Driving back over the Drummossie Moor just south of Inverness I suddenly decided I need another sign of spring. Perhaps it was simply age or perhaps the gorse on the side of the road. The gorse was interesting because as I left Inverness there was an abundance of its bright yellow flowers on the shrubs and the further I went over the moor the flowering decreased. On the south of the moor there were only odd patches of flowers. The reason for this change of flowering is that the nearer the coast you get the weather is slightly milder. As for signs of spring, I had already seen snowdrops and butterbur at Udale Bay on the Black Isle near Cromarty this year. Still no frogs though and there was also the fact that there was still some snow and ice about so all thoughts of bird migrants such as swallow and willow warbler faded rapidly.
However, as if to crystallise my thought about spring, across the road, fairly high up, flew a flock of 15 lapwings with their characteristic odd flapping movement of their broad black and white wings. They may not be typical bird migrants to many but to me they have always typified spring when they are inland in small groups. The lapwing flying over the moor could well have spent the winter in Ireland or on the Continent in France, Spain or Portugal so they could well have been migrants, although not from very far. Certainly they were the first lapwings I had seen in the area since last summer when two or three pairs were breeding on the part of the moor I was driving through.
Of all the waders breeding inland the lapwing has fared the worst through the dramatic changes in agricultural techniques. In the part of Strathnairn where we live we moved there 30 years ago and the breeding waders included curlew, lapwing, redshank, common snipe and oystercatcher. The first to go was the lapwing and only the curlew now lingers on as the rest have gone. This decline is reflected in many other parts of the Highlands. There may well be around 50,000 pairs still breeding in Scotland each year that is a significant part of the UK breeding total but the numbers are still seriously declining. Numbers have, incredibly, halved since 1999. One of the biggest problems of the ground nesting waders, including the lapwings, are the predators on the eggs, from mammals to birds. The hooded crows and carrion crows are, perhaps, the worst as one crow will entice the pair off their nest while the other sneaks in and another clutch of eggs is gone. It is difficult to know just when this overall decline will ease as agriculture seems to get more intensified as the years go by.
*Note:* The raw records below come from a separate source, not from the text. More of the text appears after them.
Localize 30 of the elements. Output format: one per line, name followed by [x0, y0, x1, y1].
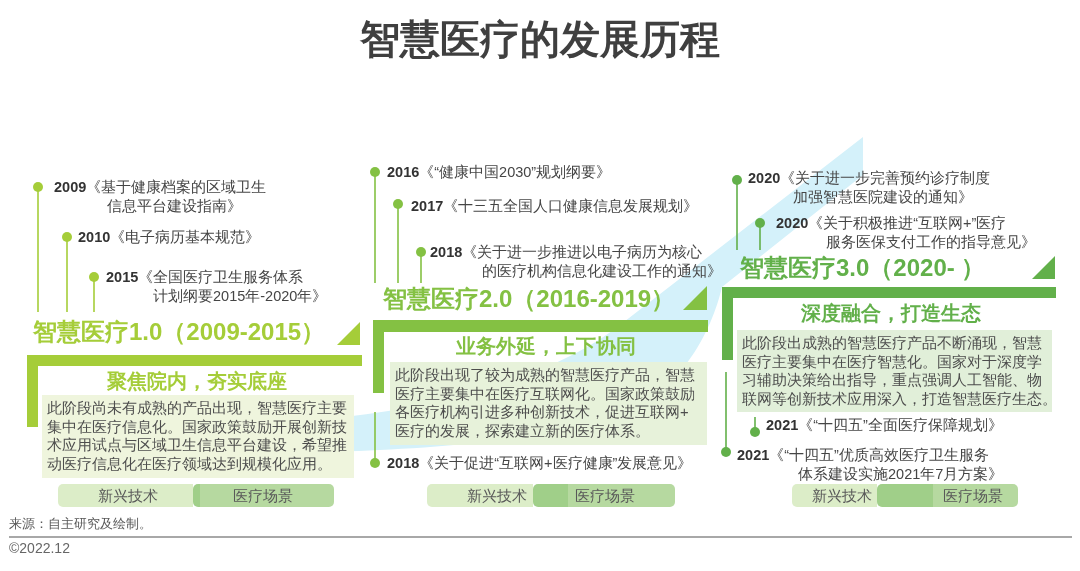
tag-pill: 医疗场景	[877, 484, 1018, 507]
description-box: 此阶段出成熟的智慧医疗产品不断涌现，智慧医疗主要集中在医疗智慧化。国家对于深度学习辅助决策给出指导，重点强调人工智能、物联网等创新技术应用深入，打造智慧医疗生态。	[737, 330, 1052, 412]
tag-pill: 新兴技术	[792, 484, 877, 507]
policy-item: 2009《基于健康档案的区域卫生信息平台建设指南》	[54, 178, 267, 216]
tag-pill: 医疗场景	[533, 484, 675, 507]
tag-pill: 新兴技术	[427, 484, 533, 507]
policy-item: 2016《“健康中国2030”规划纲要》	[387, 163, 612, 182]
policy-item: 2021《“十四五”全面医疗保障规划》	[766, 416, 1003, 435]
policy-item: 2015《全国医疗卫生服务体系计划纲要2015年-2020年》	[106, 268, 328, 306]
policy-item: 2017《十三五全国人口健康信息发展规划》	[411, 197, 699, 216]
stage-heading: 智慧医疗1.0（2009-2015）	[33, 317, 326, 347]
policy-item: 2021《“十四五”优质高效医疗卫生服务体系建设实施2021年7月方案》	[737, 446, 1004, 484]
policy-item: 2010《电子病历基本规范》	[78, 228, 261, 247]
policy-item: 2020《关于进一步完善预约诊疗制度加强智慧医院建设的通知》	[748, 169, 991, 207]
stage-subtitle: 聚焦院内，夯实底座	[107, 369, 287, 393]
stage-heading: 智慧医疗3.0（2020- ）	[740, 253, 986, 283]
description-box: 此阶段尚未有成熟的产品出现，智慧医疗主要集中在医疗信息化。国家政策鼓励开展创新技术应用试点与区域卫生信息平台建设，希望推动医疗信息化在医疗领域达到规模化应用。	[42, 395, 354, 478]
stage-subtitle: 深度融合，打造生态	[801, 301, 981, 325]
stage-subtitle: 业务外延，上下协同	[456, 334, 636, 358]
policy-item: 2018《关于促进“互联网+医疗健康”发展意见》	[387, 454, 693, 473]
copyright-note: ©2022.12	[9, 540, 70, 557]
policy-item: 2020《关于积极推进“互联网+”医疗服务医保支付工作的指导意见》	[776, 214, 1036, 252]
stage-bracket	[373, 284, 708, 445]
tag-pill: 医疗场景	[193, 484, 334, 507]
source-note: 来源：自主研究及绘制。	[9, 516, 152, 532]
page-title: 智慧医疗的发展历程	[360, 16, 720, 62]
policy-item: 2018《关于进一步推进以电子病历为核心的医疗机构信息化建设工作的通知》	[430, 243, 722, 281]
description-box: 此阶段出现了较为成熟的智慧医疗产品，智慧医疗主要集中在医疗互联网化。国家政策鼓励各医疗机构引进多种创新技术，促进互联网+医疗的发展，探索建立新的医疗体系。	[390, 362, 707, 445]
stage-heading: 智慧医疗2.0（2016-2019）	[383, 284, 676, 314]
tag-pill: 新兴技术	[58, 484, 193, 507]
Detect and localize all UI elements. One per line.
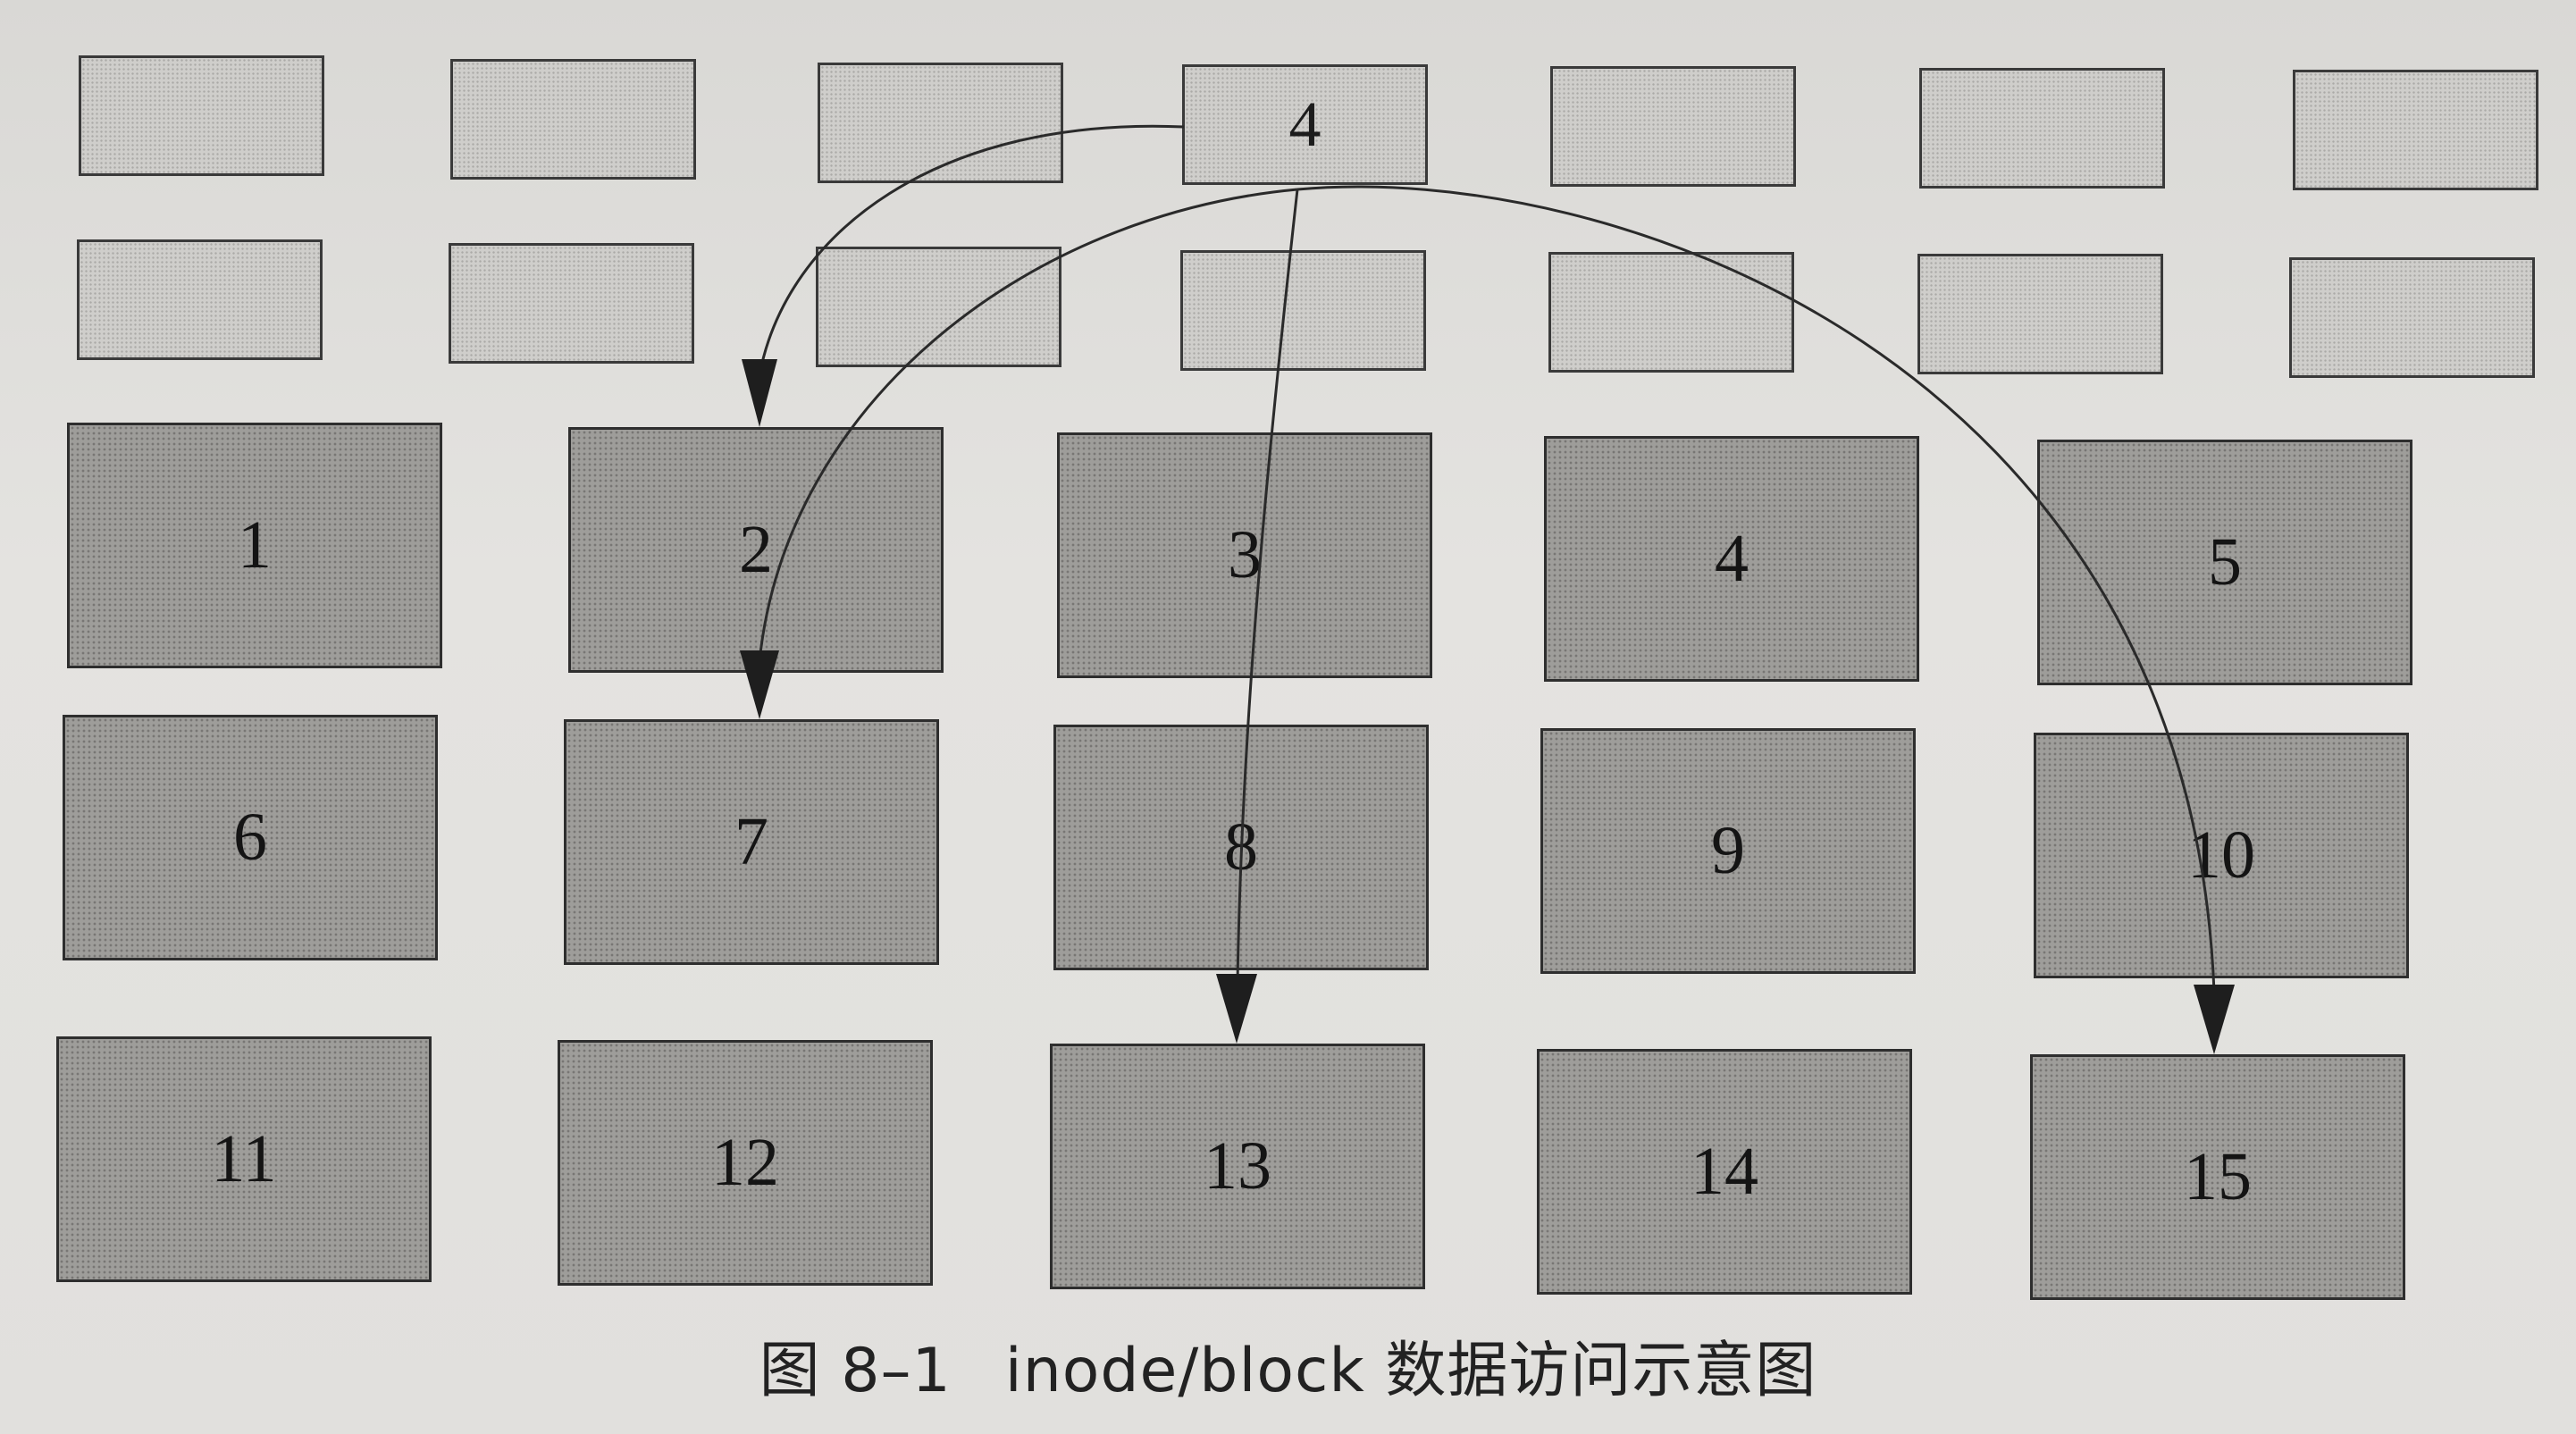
block-5: 5	[2037, 440, 2412, 685]
inode-4: 4	[1182, 64, 1428, 185]
block-8: 8	[1053, 725, 1429, 970]
block-14: 14	[1537, 1049, 1912, 1295]
block-6: 6	[63, 715, 438, 960]
block-4: 4	[1544, 436, 1919, 682]
block-15: 15	[2030, 1054, 2405, 1300]
block-13-label: 13	[1204, 1128, 1271, 1203]
inode-4-label: 4	[1288, 88, 1322, 160]
block-3-label: 3	[1228, 517, 1262, 592]
block-8-label: 8	[1224, 809, 1258, 885]
block-12: 12	[558, 1040, 933, 1286]
inode-r2-c2	[449, 243, 694, 364]
inode-r2-c7	[2289, 257, 2535, 378]
block-3: 3	[1057, 432, 1432, 678]
block-7-label: 7	[734, 804, 768, 879]
block-6-label: 6	[233, 800, 267, 875]
inode-r1-c7	[2293, 70, 2538, 190]
inode-r2-c4	[1180, 250, 1426, 371]
figure-number: 图 8–1	[759, 1336, 952, 1406]
block-11-label: 11	[211, 1121, 277, 1196]
block-2-label: 2	[739, 512, 773, 587]
block-13: 13	[1050, 1044, 1425, 1289]
arrowhead-block-2	[742, 359, 777, 427]
block-1-label: 1	[238, 507, 272, 583]
block-10-label: 10	[2187, 818, 2255, 893]
inode-r2-c6	[1917, 254, 2163, 374]
block-2: 2	[568, 427, 944, 673]
block-10: 10	[2034, 733, 2409, 978]
inode-r1-c3	[818, 63, 1063, 183]
block-4-label: 4	[1715, 521, 1749, 596]
inode-r2-c5	[1548, 252, 1794, 373]
arrowhead-block-15	[2194, 985, 2235, 1054]
inode-r2-c1	[77, 239, 323, 360]
arrowhead-block-13	[1216, 974, 1257, 1044]
block-15-label: 15	[2184, 1139, 2252, 1214]
block-14-label: 14	[1691, 1134, 1758, 1209]
figure-caption-text: inode/block 数据访问示意图	[1004, 1336, 1817, 1406]
block-11: 11	[56, 1036, 432, 1282]
inode-r1-c5	[1550, 66, 1796, 187]
inode-r2-c3	[816, 247, 1061, 367]
inode-r1-c2	[450, 59, 696, 180]
block-5-label: 5	[2208, 524, 2242, 600]
block-9: 9	[1540, 728, 1916, 974]
block-7: 7	[564, 719, 939, 965]
inode-r1-c1	[79, 55, 324, 176]
block-9-label: 9	[1711, 813, 1745, 888]
block-1: 1	[67, 423, 442, 668]
inode-r1-c6	[1919, 68, 2165, 189]
figure-caption: 图 8–1 inode/block 数据访问示意图	[0, 1321, 2576, 1409]
block-12-label: 12	[711, 1125, 779, 1200]
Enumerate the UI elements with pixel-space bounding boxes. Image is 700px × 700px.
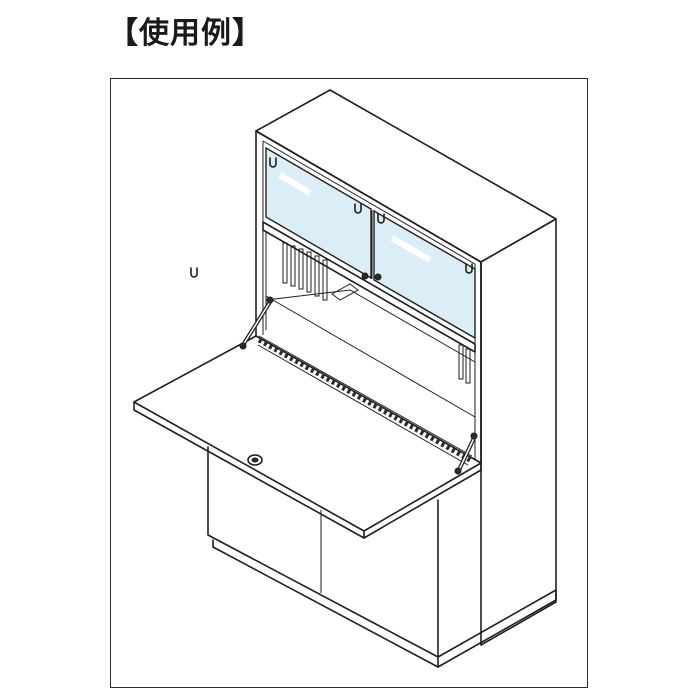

One local name of lapwings is “Flapper” after their wing beats but the commonest local name is “Peesie” whilst the collective names, which I still do not understand, is “Deceit” or “Desert”. There is an abundance of Scots names, over 30, including “Tee Whip”, “Scochad” and “Wallop”. The commonest of the three Gaelic names is “Curracag” meaning “With a bonnet”. In the past the lapwing has been hated in Scotland, partly because it is alleged to have betrayed the Covenanters in the hills by its restless cries but also because these birds, which habitually called “Bewitched, bewitched”, are the spirits of the dead who cannot rest and have returned to haunt the earth.